Ludgate Mathew W, Greig Deborah E
Department of Dermatology, Greenlane Clinical Centre, Auckland District Health Board, Auckland, New Zealand.
Australas J Dermatol. 2008 May;49(2):91-3. doi: 10.1111/j.1440-0960.2008.00437.x.
A 29-year-old woman with a 4-week history of systemic lupus erythematosus presented acutely with a severe generalized tense vesicular and bullous eruption with involvement of mucosal surfaces.
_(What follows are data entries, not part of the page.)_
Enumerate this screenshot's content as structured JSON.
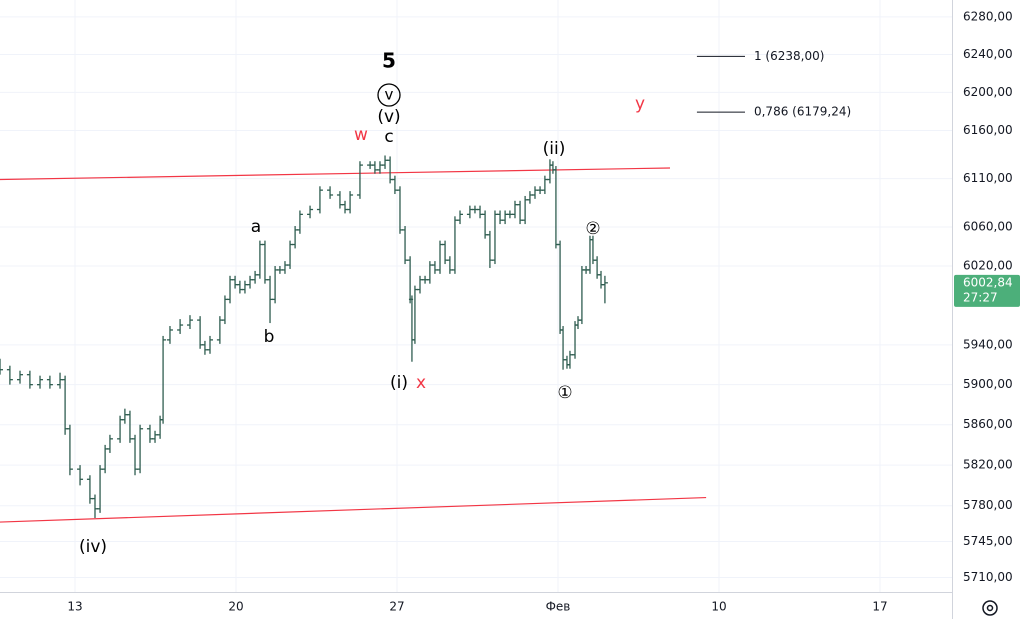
{
  "chart_data": {
    "type": "ohlc",
    "log_scale": true,
    "grid": true,
    "color": "#2f5d50",
    "x": [
      9.74,
      10.17,
      10.61,
      11.04,
      11.48,
      11.91,
      12.35,
      12.57,
      12.78,
      13.22,
      13.65,
      13.87,
      14.09,
      14.31,
      14.52,
      14.96,
      15.17,
      15.39,
      15.61,
      15.83,
      16.26,
      16.48,
      16.7,
      16.83,
      17.13,
      17.57,
      18.0,
      18.44,
      18.65,
      18.87,
      19.3,
      19.52,
      19.74,
      19.96,
      20.17,
      20.39,
      20.61,
      20.83,
      21.04,
      21.26,
      21.48,
      21.7,
      21.91,
      22.13,
      22.35,
      22.57,
      22.78,
      23.22,
      23.65,
      24.09,
      24.52,
      24.74,
      24.96,
      25.39,
      25.83,
      26.04,
      26.26,
      26.48,
      26.7,
      26.91,
      27.13,
      27.35,
      27.57,
      27.65,
      27.78,
      28.0,
      28.22,
      28.43,
      28.65,
      28.87,
      29.09,
      29.3,
      29.52,
      29.74,
      30.17,
      30.39,
      30.61,
      30.83,
      31.04,
      31.26,
      31.48,
      31.7,
      31.91,
      32.13,
      32.35,
      32.57,
      32.78,
      33.0,
      33.22,
      33.43,
      33.65,
      33.78,
      33.91,
      34.09,
      34.22,
      34.39,
      34.52,
      34.74,
      34.87,
      35.04,
      35.22,
      35.39,
      35.52,
      35.7,
      35.87,
      36.04
    ],
    "open": [
      5920,
      5915,
      5905,
      5910,
      5900,
      5905,
      5900,
      5905,
      5856,
      5816,
      5806,
      5787,
      5777,
      5816,
      5836,
      5846,
      5865,
      5870,
      5846,
      5816,
      5856,
      5846,
      5850,
      5865,
      5945,
      5955,
      5960,
      5965,
      5940,
      5935,
      5945,
      5965,
      5986,
      6006,
      6001,
      5996,
      6001,
      6006,
      6011,
      6042,
      6006,
      5986,
      6016,
      6016,
      6021,
      6042,
      6057,
      6073,
      6078,
      6098,
      6093,
      6083,
      6078,
      6093,
      6124,
      6124,
      6119,
      6124,
      6129,
      6109,
      6098,
      6057,
      6026,
      5986,
      5945,
      5996,
      6006,
      6006,
      6021,
      6016,
      6042,
      6026,
      6016,
      6067,
      6073,
      6078,
      6078,
      6073,
      6052,
      6026,
      6073,
      6067,
      6073,
      6073,
      6083,
      6067,
      6088,
      6093,
      6098,
      6098,
      6109,
      6124,
      6119,
      6042,
      5955,
      5925,
      5920,
      5930,
      5960,
      5965,
      6016,
      6016,
      6047,
      6026,
      6011,
      6001
    ],
    "high": [
      5926,
      5919,
      5914,
      5914,
      5909,
      5909,
      5912,
      5909,
      5860,
      5820,
      5810,
      5791,
      5820,
      5840,
      5850,
      5869,
      5876,
      5874,
      5850,
      5860,
      5860,
      5854,
      5869,
      5949,
      5959,
      5966,
      5970,
      5969,
      5944,
      5949,
      5969,
      5990,
      6010,
      6010,
      6005,
      6005,
      6010,
      6015,
      6046,
      6046,
      6010,
      6020,
      6020,
      6025,
      6046,
      6061,
      6077,
      6082,
      6102,
      6102,
      6097,
      6087,
      6097,
      6128,
      6128,
      6128,
      6128,
      6134,
      6133,
      6113,
      6102,
      6061,
      6030,
      5990,
      6000,
      6010,
      6010,
      6025,
      6025,
      6046,
      6046,
      6030,
      6071,
      6077,
      6082,
      6082,
      6082,
      6077,
      6056,
      6077,
      6077,
      6077,
      6077,
      6087,
      6087,
      6092,
      6097,
      6102,
      6102,
      6113,
      6130,
      6128,
      6123,
      6046,
      5959,
      5929,
      5934,
      5964,
      5969,
      6020,
      6020,
      6051,
      6051,
      6030,
      6015,
      6010
    ],
    "low": [
      5910,
      5900,
      5901,
      5896,
      5896,
      5896,
      5896,
      5850,
      5810,
      5800,
      5782,
      5768,
      5773,
      5812,
      5832,
      5842,
      5861,
      5842,
      5810,
      5812,
      5842,
      5842,
      5846,
      5861,
      5941,
      5951,
      5956,
      5936,
      5930,
      5931,
      5941,
      5961,
      5982,
      5997,
      5992,
      5992,
      5997,
      6002,
      6007,
      6002,
      5962,
      5982,
      6012,
      6012,
      6017,
      6038,
      6053,
      6069,
      6074,
      6089,
      6079,
      6074,
      6074,
      6089,
      6120,
      6115,
      6115,
      6120,
      6105,
      6094,
      6053,
      6022,
      5982,
      5923,
      5941,
      5992,
      6002,
      6002,
      6012,
      6012,
      6022,
      6012,
      6012,
      6063,
      6069,
      6074,
      6069,
      6048,
      6018,
      6022,
      6063,
      6063,
      6069,
      6069,
      6063,
      6063,
      6084,
      6089,
      6094,
      6094,
      6105,
      6115,
      6038,
      5951,
      5915,
      5916,
      5916,
      5926,
      5956,
      5961,
      6012,
      6012,
      6022,
      6007,
      5997,
      5982
    ],
    "close": [
      5915,
      5905,
      5910,
      5900,
      5905,
      5900,
      5905,
      5856,
      5816,
      5806,
      5787,
      5777,
      5816,
      5836,
      5846,
      5865,
      5870,
      5846,
      5816,
      5856,
      5846,
      5850,
      5865,
      5945,
      5955,
      5960,
      5965,
      5940,
      5935,
      5945,
      5965,
      5986,
      6006,
      6001,
      5996,
      6001,
      6006,
      6011,
      6042,
      6006,
      5986,
      6016,
      6016,
      6021,
      6042,
      6057,
      6073,
      6078,
      6098,
      6093,
      6083,
      6078,
      6093,
      6124,
      6124,
      6119,
      6124,
      6129,
      6109,
      6098,
      6057,
      6026,
      5986,
      5945,
      5996,
      6006,
      6006,
      6021,
      6016,
      6042,
      6026,
      6016,
      6067,
      6073,
      6078,
      6078,
      6073,
      6052,
      6026,
      6073,
      6067,
      6073,
      6073,
      6083,
      6067,
      6088,
      6093,
      6098,
      6098,
      6109,
      6124,
      6119,
      6042,
      5955,
      5925,
      5920,
      5930,
      5960,
      5965,
      6016,
      6016,
      6047,
      6026,
      6011,
      6001,
      6002.84
    ],
    "xlim": [
      9.74,
      51.13
    ],
    "xticks": [
      13,
      20,
      27,
      {
        "value": 34,
        "label": "Фев"
      },
      {
        "value": 41,
        "label": "10"
      },
      {
        "value": 48,
        "label": "17"
      }
    ],
    "ylim": [
      5696,
      6298
    ],
    "yticks": [
      {
        "value": 5710,
        "label": "5710,00"
      },
      {
        "value": 5745,
        "label": "5745,00"
      },
      {
        "value": 5780,
        "label": "5780,00"
      },
      {
        "value": 5820,
        "label": "5820,00"
      },
      {
        "value": 5860,
        "label": "5860,00"
      },
      {
        "value": 5900,
        "label": "5900,00"
      },
      {
        "value": 5940,
        "label": "5940,00"
      },
      {
        "value": 6020,
        "label": "6020,00"
      },
      {
        "value": 6060,
        "label": "6060,00"
      },
      {
        "value": 6110,
        "label": "6110,00"
      },
      {
        "value": 6160,
        "label": "6160,00"
      },
      {
        "value": 6200,
        "label": "6200,00"
      },
      {
        "value": 6240,
        "label": "6240,00"
      },
      {
        "value": 6280,
        "label": "6280,00"
      }
    ],
    "last_price": {
      "value": 6002.84,
      "label": "6002,84",
      "timer": "27:27",
      "color": "#4caf7a"
    },
    "trendlines": [
      {
        "color": "#f23645",
        "x": [
          9.74,
          38.87
        ],
        "y": [
          6109,
          6121
        ]
      },
      {
        "color": "#f23645",
        "x": [
          9.74,
          40.44
        ],
        "y": [
          5764,
          5788
        ]
      }
    ],
    "levels": [
      {
        "value": 6238,
        "label": "1 (6238,00)",
        "x": [
          40.04,
          42.13
        ]
      },
      {
        "value": 6179.24,
        "label": "0,786 (6179,24)",
        "x": [
          40.04,
          42.13
        ]
      }
    ],
    "annotations": [
      {
        "text": "5",
        "color": "#000000"
      },
      {
        "text": "v",
        "color": "#000000"
      },
      {
        "text": "(v)",
        "color": "#000000"
      },
      {
        "text": "c",
        "color": "#000000"
      },
      {
        "text": "w",
        "color": "#f23645"
      },
      {
        "text": "(ii)",
        "color": "#000000"
      },
      {
        "text": "a",
        "color": "#000000"
      },
      {
        "text": "b",
        "color": "#000000"
      },
      {
        "text": "(i)",
        "color": "#000000"
      },
      {
        "text": "x",
        "color": "#f23645"
      },
      {
        "text": "y",
        "color": "#f23645"
      },
      {
        "text": "②",
        "color": "#000000"
      },
      {
        "text": "①",
        "color": "#000000"
      },
      {
        "text": "(iv)",
        "color": "#000000"
      }
    ]
  }
}
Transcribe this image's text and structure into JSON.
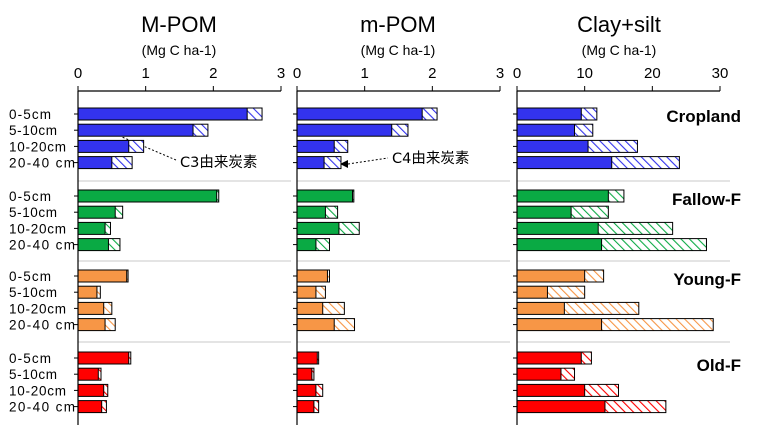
{
  "chart_data": {
    "type": "bar",
    "orientation": "horizontal",
    "stacked": true,
    "depths": [
      "0-5cm",
      "5-10cm",
      "10-20cm",
      "20-40 cm"
    ],
    "groups": [
      {
        "name": "Cropland",
        "color": "#3333ee"
      },
      {
        "name": "Fallow-F",
        "color": "#0aaa44"
      },
      {
        "name": "Young-F",
        "color": "#f79646"
      },
      {
        "name": "Old-F",
        "color": "#ff0000"
      }
    ],
    "group_label_colors": [
      "#3333ee",
      "#1a9641",
      "#d2691e",
      "#ff2a00"
    ],
    "segments": [
      "C3由来炭素",
      "C4由来炭素"
    ],
    "panels": [
      {
        "title": "M-POM",
        "unit": "(Mg C ha-1)",
        "xlim": [
          0,
          3
        ],
        "ticks": [
          "0",
          "1",
          "2",
          "3"
        ],
        "c4": [
          [
            2.5,
            1.7,
            0.75,
            0.5
          ],
          [
            2.05,
            0.55,
            0.4,
            0.45
          ],
          [
            0.72,
            0.28,
            0.38,
            0.4
          ],
          [
            0.75,
            0.3,
            0.38,
            0.35
          ]
        ],
        "total": [
          [
            2.72,
            1.92,
            0.97,
            0.8
          ],
          [
            2.08,
            0.66,
            0.48,
            0.62
          ],
          [
            0.74,
            0.33,
            0.5,
            0.55
          ],
          [
            0.78,
            0.34,
            0.44,
            0.42
          ]
        ]
      },
      {
        "title": "m-POM",
        "unit": "(Mg C ha-1)",
        "xlim": [
          0,
          3
        ],
        "ticks": [
          "0",
          "1",
          "2",
          "3"
        ],
        "c4": [
          [
            1.85,
            1.4,
            0.55,
            0.4
          ],
          [
            0.82,
            0.42,
            0.62,
            0.28
          ],
          [
            0.45,
            0.28,
            0.38,
            0.55
          ],
          [
            0.3,
            0.22,
            0.28,
            0.25
          ]
        ],
        "total": [
          [
            2.07,
            1.64,
            0.75,
            0.65
          ],
          [
            0.84,
            0.6,
            0.92,
            0.48
          ],
          [
            0.48,
            0.42,
            0.7,
            0.85
          ],
          [
            0.32,
            0.25,
            0.38,
            0.32
          ]
        ]
      },
      {
        "title": "Clay+silt",
        "unit": "(Mg C ha-1)",
        "xlim": [
          0,
          30
        ],
        "ticks": [
          "0",
          "10",
          "20",
          "30"
        ],
        "c4": [
          [
            9.5,
            8.5,
            10.5,
            14.0
          ],
          [
            13.5,
            8.0,
            12.0,
            12.5
          ],
          [
            10.0,
            4.5,
            7.0,
            12.5
          ],
          [
            9.5,
            6.5,
            10.0,
            13.0
          ]
        ],
        "total": [
          [
            11.8,
            11.2,
            17.8,
            24.0
          ],
          [
            15.8,
            13.5,
            23.0,
            28.0
          ],
          [
            12.8,
            10.0,
            18.0,
            29.0
          ],
          [
            11.0,
            8.5,
            15.0,
            22.0
          ]
        ]
      }
    ],
    "annotations": [
      "C3由来炭素",
      "C4由来炭素"
    ]
  }
}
At the time of her initial diagnosis of systemic lupus erythematosus, she had declined treatment, preferring to explore complementary medical therapies. Skin biopsy showed subepidermal blister formation with inflammation at the dermoepidermal junction. Direct immunofluorescence revealed strongly positive linear deposition of IgG and IgM, and positive linear granular deposition of IgA along the basement membrane zone. Electron microscopy showed that the level of the basement membrane split was below the lamina densa. A diagnosis of bullous systemic lupus erythematosus was made and dapsone was commenced, with a dramatic improvement in her skin eruption. The patient again declined further treatment of her systemic disease and sought complementary therapies, and subsequently presented with cerebral involvement.
一名29岁患有系统性红斑狼疮4周的女性,急性出现严重的全身性紧张性水疱和大疱性皮疹,并累及黏膜表面。在最初诊断为系统性红斑狼疮时,她拒绝治疗,更倾向于探索补充医学疗法。皮肤活检显示表皮下疱形成,真皮表皮交界处有炎症。直接免疫荧光显示IgG和IgM呈强阳性线性沉积,IgA沿基底膜带呈阳性线性颗粒状沉积。电子显微镜显示基底膜分裂水平低于致密板。诊断为大疱性系统性红斑狼疮,并开始使用氨苯砜治疗,她的皮疹有显著改善。患者再次拒绝进一步治疗其全身性疾病并寻求补充疗法,随后出现脑部受累情况。